ADVERTORIALTingkatkan Kapasitas Petani, YAPKEMA Latih Sepuluh Kader Petani Kopi di UPH Enauto

Tingkatkan Kapasitas Petani, YAPKEMA Latih Sepuluh Kader Petani Kopi di UPH Enauto

NABIRE, SUARAPAPUA.com — Sepuluh kader petani kopi dari sentra wilayah Paniai Barat dan Agadide mengikuti pelatihan penguatan kapasitas yang diadakan Yayasan Pembangunan Kesejahteraan Masyarakat (YAPKEMA) di Unit Pengolahan Hasil (UPH) Enauto Coffee, Idakotu, Mowanemani, kabupaten Dogiyai, Papua, Rabu (29/9/2021).

Sepuluh orang tersebut bagian dari 80 petani kopi di dua sentra wilayah, yakni dari sentra wilayah Paniai Barat 40 petani, dan 40 lainnya dari sentra wilayah Agadide.

Para kader petani kopi ini sebenarnya sudah menerima pelatihan peningkatan kapasitas yang terdiri dari penyampaian materi dan praktik di kebun kopi pada awal Agustus 2021 di masing-masing sentra wilayah bersama 70 petani kopi lainnya, yang diadakan YAPKEMA. Tetapi karena posisi mereka adalah petani kader, yang bertugas mendampingi dan mengajari para petani di bawahnya, maka knowledge capacity mereka harus baik.

“Para petani kader harus betul-betul menguasai cara budidaya hingga proses pasca panen kopi. Dari memilih lahan tanam, penyemaian bibit, penanaman bibit, dan seterusnya, sampai pada biji hijau premium yang siap dijual atau disangrai. Untuk mendampingi dan mengajari para petani dibawah, para kader petani kopi harus mumpuni dalam hal budidaya dan pengolahan pasca panen. Sama seperti guru di kelas, dia tidak bisa dan tidak boleh mengajar dengan kepala kosong,” kata Hanok Herison Pigai, direktur YAPKEMA, yang juga instruktur pada pelatihan tersebut.

Pelatihan kali ini dirancang agak berbeda.

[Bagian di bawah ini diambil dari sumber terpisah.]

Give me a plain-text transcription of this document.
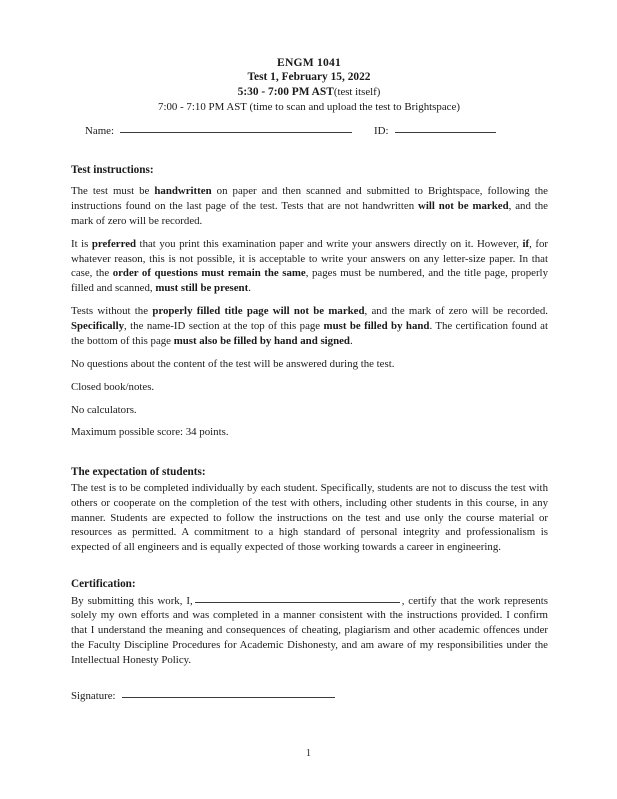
ENGM 1041
Test 1, February 15, 2022
5:30 - 7:00 PM AST(test itself)
7:00 - 7:10 PM AST (time to scan and upload the test to Brightspace)
Name:	ID:
Test instructions:

The test must be handwritten on paper and then scanned and submitted to Brightspace, following the instructions found on the last page of the test. Tests that are not handwritten will not be marked, and the mark of zero will be recorded.

It is preferred that you print this examination paper and write your answers directly on it. However, if, for whatever reason, this is not possible, it is acceptable to write your answers on any letter-size paper. In that case, the order of questions must remain the same, pages must be numbered, and the title page, properly filled and scanned, must still be present.

Tests without the properly filled title page will not be marked, and the mark of zero will be recorded. Specifically, the name-ID section at the top of this page must be filled by hand. The certification found at the bottom of this page must also be filled by hand and signed.

No questions about the content of the test will be answered during the test.

Closed book/notes.

No calculators.

Maximum possible score: 34 points.

The expectation of students:

The test is to be completed individually by each student. Specifically, students are not to discuss the test with others or cooperate on the completion of the test with others, including other students in this course, in any manner. Students are expected to follow the instructions on the test and use only the course material or resources as permitted. A commitment to a high standard of personal integrity and professionalism is expected of all engineers and is equally expected of those working towards a career in engineering.

Certification:

By submitting this work, I,	, certify that the work represents solely my own efforts and was completed in a manner consistent with the instructions provided. I confirm that I understand the meaning and consequences of cheating, plagiarism and other academic offences under the Faculty Discipline Procedures for Academic Dishonesty, and am aware of my responsibilities under the Intellectual Honesty Policy.

Signature:
1
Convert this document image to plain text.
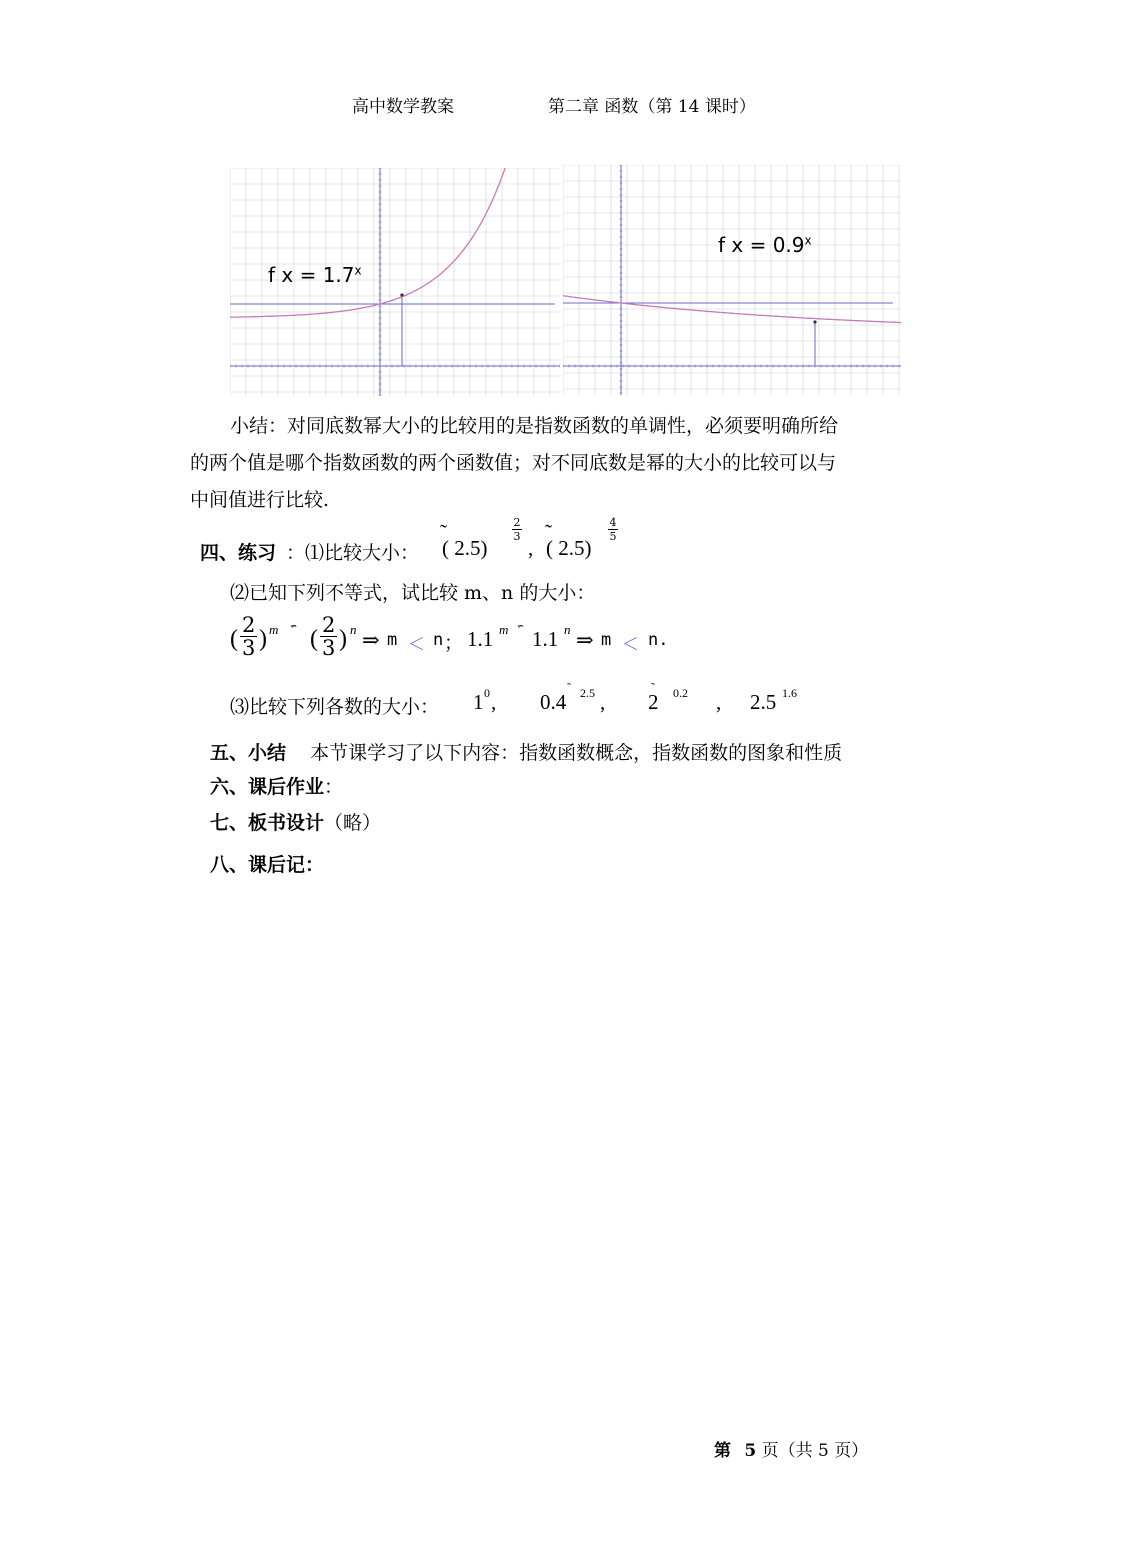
高中数学教案	第二章 函数（第 14 课时）
f $x = 1.7^x$
f $x = 0.9^x$
小结：对同底数幂大小的比较用的是指数函数的单调性，必须要明确所给
的两个值是哪个指数函数的两个函数值；对不同底数是幂的大小的比较可以与
中间值进行比较.
四、练习 ：⑴比较大小：
˜
( 2.5)
2
3 ,
˜
( 2.5)
4
5
⑵已知下列不等式，试比较 m、n 的大小：
( $\frac{2}{3}$ ) m ˚̂̂ ( $\frac{2}{3}$ ) n ⇒ m ＜ n ； 1.1 m ˚̂ 1.1 n ⇒ m ＜ n.
⑶比较下列各数的大小： 1 0 , 0.4
˜ 2.5 , 2
˜ 0.2 , 2.5 1.6
五、小结 本节课学习了以下内容：指数函数概念，指数函数的图象和性质
六、课后作业：
七、板书设计（略）
八、课后记：
第 5 页（共 5 页）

Sepuluh petani kader dari kabupaten Paniai dibawa ke UPH Enauto Coffee, Idakotu. UPH Enauto Coffee adalah pusat aktivitas sekaligus tempat beli biji kopi dan penanganan pasca panen kopi hasil tani binaan di wilayah Meepago yang didirikan oleh YAPKEMA pada tahun 2017 di Idakotu, Mowanemani, kabupaten Dogiyai.

Fungsi inti UPH Enauto Coffee lebih kepada memastikan terjadinya proses pemasaran secara berkelanjutan melalui jenis kegiatan yang terdiri dari: pembelian biji kopi dari petani, pengolahan pasca panen, kepastian pembeli (petani dapat uang) terhadap hasil-hasil perkebunan, menyediakan teknologi terkait, dan memberikan informasi pasar yang layak dan saling menguntungkan bagi seluruh petani.

Di sana para peserta melakukan pendalaman materi tentang budidaya dan proses pasca panen kopi arabika secara intens, kemudian dilanjutkan dengan praktik di kebun percontohan dan halaman UPH Enauto.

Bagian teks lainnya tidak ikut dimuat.